Innovtion findet dort statt, wo man das erschafft, das es heute noch nicht gibt. Der Tardoc ist ein Abbild der gelebten Wirklichkeit in Praxis und Spital. Das ist eine kreative Arbeit. Man glaubt es vielleicht nicht, aber ich sehe mich als kreativen Menschen.

Weshalb traut man Ihnen Kreatvivität nicht zu?
Tarifierung ist doch etwas Graues. Entsprechend grau und langweilig muss der Zängerle sein, überall Vierecke, Checklisten… Aber ich bin jemand, der nach jenen Lösungen sucht, die akzeptiert werden. Und uns effektiv in der Materie weiterbringen

Der Tarmed zählt 4500 Positionen, der Tardoc gut die Hälfte. Ist das präzise genug, um die Realität abzubilden
Als Mathematiker haben mich im Studium die Fraktale sehr interessiert, oder auch halbe nsionen. Eine populäre Frage ist: Wie lange ist die Küste von England? Je nachdem, wie man sie misst, ist sie Millionen von Kilometern lang. Es stellt sich also die Frage nach dem Massstab, nach der geeigneten Abbildung. Bei einem Tarif ist das nicht andes: Er ist ein Modell der Wirklichkeit, er ist nicht die Wirklichkeit. Jetzt kann man da sehr akribisch vorgehen, immer genauer und noch genauer – bis man in Detaillierung und Administration erstickt.

Gilt der Umkehrschluss?
Könnte sein. Oder auch nicht. Es ist kein Ziel für sich, 1000 Positionen aufzulisten. Oder 5000. Oder nur 500. Es braucht einen Tarif, der geeignet ist, die gelebte Realität möglichst ohne Ungleichgewichte abzubilden.
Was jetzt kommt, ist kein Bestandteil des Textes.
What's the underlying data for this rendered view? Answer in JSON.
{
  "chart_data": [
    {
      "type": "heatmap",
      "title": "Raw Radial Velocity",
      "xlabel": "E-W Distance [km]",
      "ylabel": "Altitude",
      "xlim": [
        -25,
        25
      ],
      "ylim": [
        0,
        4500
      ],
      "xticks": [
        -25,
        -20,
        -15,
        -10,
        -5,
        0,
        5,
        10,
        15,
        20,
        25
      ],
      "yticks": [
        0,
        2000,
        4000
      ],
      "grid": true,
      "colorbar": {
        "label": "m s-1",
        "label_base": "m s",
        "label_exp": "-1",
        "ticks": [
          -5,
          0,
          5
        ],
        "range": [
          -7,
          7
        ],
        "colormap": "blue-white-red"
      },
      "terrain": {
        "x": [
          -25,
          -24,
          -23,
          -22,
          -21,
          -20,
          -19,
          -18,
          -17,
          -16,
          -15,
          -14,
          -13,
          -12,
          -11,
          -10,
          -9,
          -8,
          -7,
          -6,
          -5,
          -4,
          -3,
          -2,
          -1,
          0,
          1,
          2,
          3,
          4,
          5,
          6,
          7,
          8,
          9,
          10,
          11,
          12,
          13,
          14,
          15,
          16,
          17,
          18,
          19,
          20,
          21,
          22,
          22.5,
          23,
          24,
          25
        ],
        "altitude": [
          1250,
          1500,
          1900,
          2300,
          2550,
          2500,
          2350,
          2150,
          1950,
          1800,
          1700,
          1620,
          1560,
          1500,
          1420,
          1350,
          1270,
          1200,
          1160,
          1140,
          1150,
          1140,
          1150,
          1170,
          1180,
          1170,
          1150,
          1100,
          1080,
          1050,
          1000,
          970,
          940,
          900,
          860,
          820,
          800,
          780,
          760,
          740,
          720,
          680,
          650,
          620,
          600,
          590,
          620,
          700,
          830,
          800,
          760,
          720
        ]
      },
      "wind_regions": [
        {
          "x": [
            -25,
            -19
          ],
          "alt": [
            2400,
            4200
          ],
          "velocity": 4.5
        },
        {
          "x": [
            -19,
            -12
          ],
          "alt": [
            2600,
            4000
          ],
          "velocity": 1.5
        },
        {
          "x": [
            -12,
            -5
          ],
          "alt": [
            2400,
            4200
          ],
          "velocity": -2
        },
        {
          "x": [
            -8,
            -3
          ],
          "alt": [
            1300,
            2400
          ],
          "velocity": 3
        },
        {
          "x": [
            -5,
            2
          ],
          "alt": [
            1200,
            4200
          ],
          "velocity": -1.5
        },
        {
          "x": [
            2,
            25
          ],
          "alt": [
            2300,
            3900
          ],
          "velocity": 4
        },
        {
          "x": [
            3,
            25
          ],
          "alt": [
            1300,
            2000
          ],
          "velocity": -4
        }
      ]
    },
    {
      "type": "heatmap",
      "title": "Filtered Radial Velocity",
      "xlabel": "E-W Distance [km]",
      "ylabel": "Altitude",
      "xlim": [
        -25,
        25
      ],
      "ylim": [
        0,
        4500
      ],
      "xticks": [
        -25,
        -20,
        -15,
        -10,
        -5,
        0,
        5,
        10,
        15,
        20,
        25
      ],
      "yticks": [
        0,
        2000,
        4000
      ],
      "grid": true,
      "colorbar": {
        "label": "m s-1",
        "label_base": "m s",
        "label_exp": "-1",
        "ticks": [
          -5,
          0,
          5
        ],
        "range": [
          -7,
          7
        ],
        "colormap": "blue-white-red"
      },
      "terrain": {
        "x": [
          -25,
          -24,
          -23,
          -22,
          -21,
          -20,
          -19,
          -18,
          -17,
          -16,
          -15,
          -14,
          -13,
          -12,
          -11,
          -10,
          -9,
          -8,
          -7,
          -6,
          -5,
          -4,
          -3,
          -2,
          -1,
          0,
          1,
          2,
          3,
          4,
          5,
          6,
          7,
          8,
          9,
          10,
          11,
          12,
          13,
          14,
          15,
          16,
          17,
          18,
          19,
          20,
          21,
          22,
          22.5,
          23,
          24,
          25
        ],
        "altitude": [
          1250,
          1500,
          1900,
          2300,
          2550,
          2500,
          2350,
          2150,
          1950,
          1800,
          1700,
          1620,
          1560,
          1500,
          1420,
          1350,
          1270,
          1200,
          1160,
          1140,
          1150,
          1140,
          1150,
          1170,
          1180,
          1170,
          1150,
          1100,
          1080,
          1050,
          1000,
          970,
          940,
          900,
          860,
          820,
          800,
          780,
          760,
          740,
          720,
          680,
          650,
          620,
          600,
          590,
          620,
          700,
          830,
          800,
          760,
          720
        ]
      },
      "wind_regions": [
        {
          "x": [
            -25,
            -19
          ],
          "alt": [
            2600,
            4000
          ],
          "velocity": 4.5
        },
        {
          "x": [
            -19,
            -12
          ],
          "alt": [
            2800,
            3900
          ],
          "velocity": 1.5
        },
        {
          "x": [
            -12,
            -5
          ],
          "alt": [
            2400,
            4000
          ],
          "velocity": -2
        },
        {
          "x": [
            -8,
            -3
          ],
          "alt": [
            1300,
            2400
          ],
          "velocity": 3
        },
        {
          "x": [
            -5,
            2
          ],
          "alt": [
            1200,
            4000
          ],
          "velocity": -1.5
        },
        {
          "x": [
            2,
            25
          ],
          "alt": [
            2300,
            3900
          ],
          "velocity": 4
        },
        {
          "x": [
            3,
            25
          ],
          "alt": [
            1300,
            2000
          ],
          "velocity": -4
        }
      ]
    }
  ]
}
Möglichst ohne oder ohne Ungleichgewichte?
Es ird immer Ungleichgewichte geben, aber sie dürfen nicht zu gross sein. Sonst gibt es Fehlanreize.
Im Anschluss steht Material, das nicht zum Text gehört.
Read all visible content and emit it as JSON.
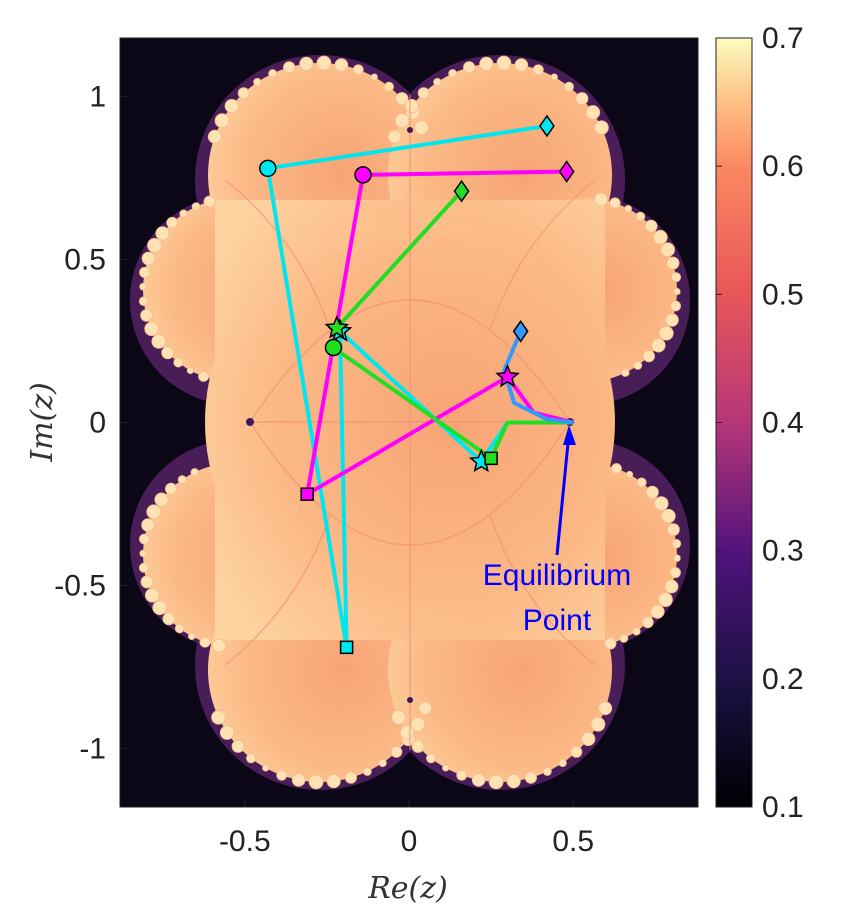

Den Weg zum Tardoc, wie Sie ihn zeichnen, ist ein pragmatischer Weg.
Pragmatismus und Innovation ergänzen sich. Eine funktionierende Tariforganisation und eine Tarifstruktur sind zwar schnell gedacht, aber erst sie umzusetzen, bedeutet Innovation.
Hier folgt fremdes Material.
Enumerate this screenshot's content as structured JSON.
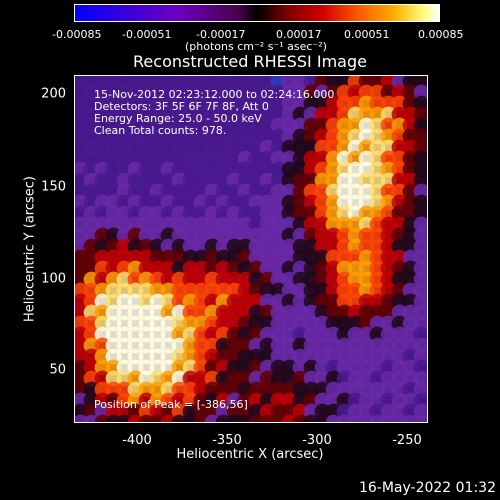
{
  "colorbar": {
    "ticks": [
      "-0.00085",
      "-0.00051",
      "-0.00017",
      "0.00017",
      "0.00051",
      "0.00085"
    ],
    "units": "(photons cm⁻² s⁻¹ asec⁻²)"
  },
  "title": "Reconstructed RHESSI Image",
  "info": {
    "time": "15-Nov-2012 02:23:12.000 to 02:24:16.000",
    "detectors": "Detectors: 3F 5F 6F 7F 8F, Att 0",
    "energy": "Energy Range: 25.0 - 50.0 keV",
    "method": "Clean    Total counts: 978.",
    "peak": "Position of Peak = [-386,56]"
  },
  "axes": {
    "xlabel": "Heliocentric X (arcsec)",
    "ylabel": "Heliocentric Y (arcsec)",
    "xticks": [
      "-400",
      "-350",
      "-300",
      "-250"
    ],
    "yticks": [
      "200",
      "150",
      "100",
      "50"
    ]
  },
  "timestamp": "16-May-2022 01:32"
}
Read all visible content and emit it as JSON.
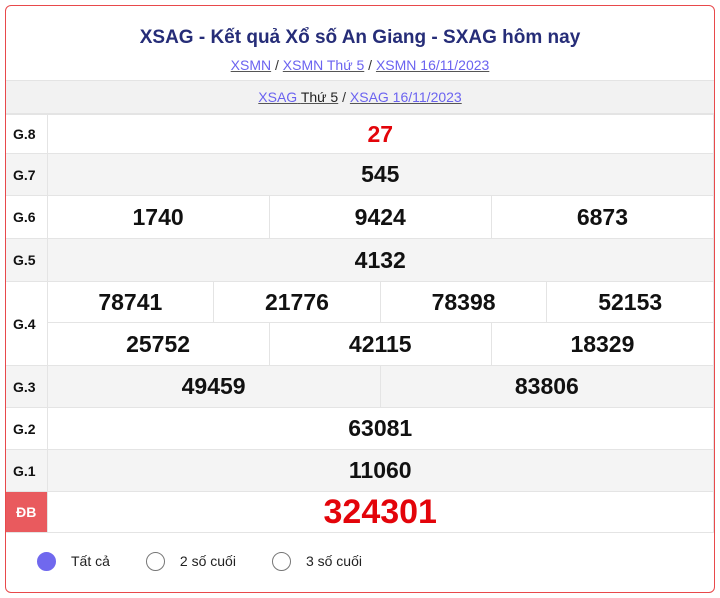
{
  "header": {
    "title": "XSAG - Kết quả Xổ số An Giang - SXAG hôm nay",
    "crumbs": [
      "XSMN",
      "XSMN Thứ 5",
      "XSMN 16/11/2023"
    ],
    "sep": "/"
  },
  "subnav": {
    "link1_a": "XSAG",
    "link1_b": "Thứ 5",
    "link2": "XSAG 16/11/2023"
  },
  "prizes": {
    "g8": {
      "label": "G.8",
      "values": [
        "27"
      ]
    },
    "g7": {
      "label": "G.7",
      "values": [
        "545"
      ]
    },
    "g6": {
      "label": "G.6",
      "values": [
        "1740",
        "9424",
        "6873"
      ]
    },
    "g5": {
      "label": "G.5",
      "values": [
        "4132"
      ]
    },
    "g4": {
      "label": "G.4",
      "values": [
        "78741",
        "21776",
        "78398",
        "52153",
        "25752",
        "42115",
        "18329"
      ]
    },
    "g3": {
      "label": "G.3",
      "values": [
        "49459",
        "83806"
      ]
    },
    "g2": {
      "label": "G.2",
      "values": [
        "63081"
      ]
    },
    "g1": {
      "label": "G.1",
      "values": [
        "11060"
      ]
    },
    "db": {
      "label": "ĐB",
      "values": [
        "324301"
      ]
    }
  },
  "filters": {
    "options": [
      "Tất cả",
      "2 số cuối",
      "3 số cuối"
    ],
    "selected": "Tất cả"
  },
  "colors": {
    "border": "#e8494b",
    "title": "#262d78",
    "link": "#6b63f0",
    "special": "#e3040a",
    "radio_selected": "#7068ee"
  }
}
Wie zeigte sich der Pragmatismus?
Wir sagen Ja, solange das Ziel nicht geopfert werden muss und man Fortschritte im Hinblick auf dieses Ziel macht.

Dann ist der Tardoc ein einziger Kompromiss?
Die perfekte Lösung gibt es nicht. Da ist eben auch ein gewisser Pragmatismus gefragt. Wir haben heute einen Tarif, der seit zwanzig Jahren unverändert ist und der sich nie mehr verändern wird. Der Tarmed war zu Beginn top, nach fünf Jahren veraltet, nach zehn Jahren ein Ärgernis, nach zwanzig Jahren ist er eine Katastrophe. Der Tardoc bedeutet eine gewaltige Verbesserung – es ist an der Zeit, ihn einzuführen.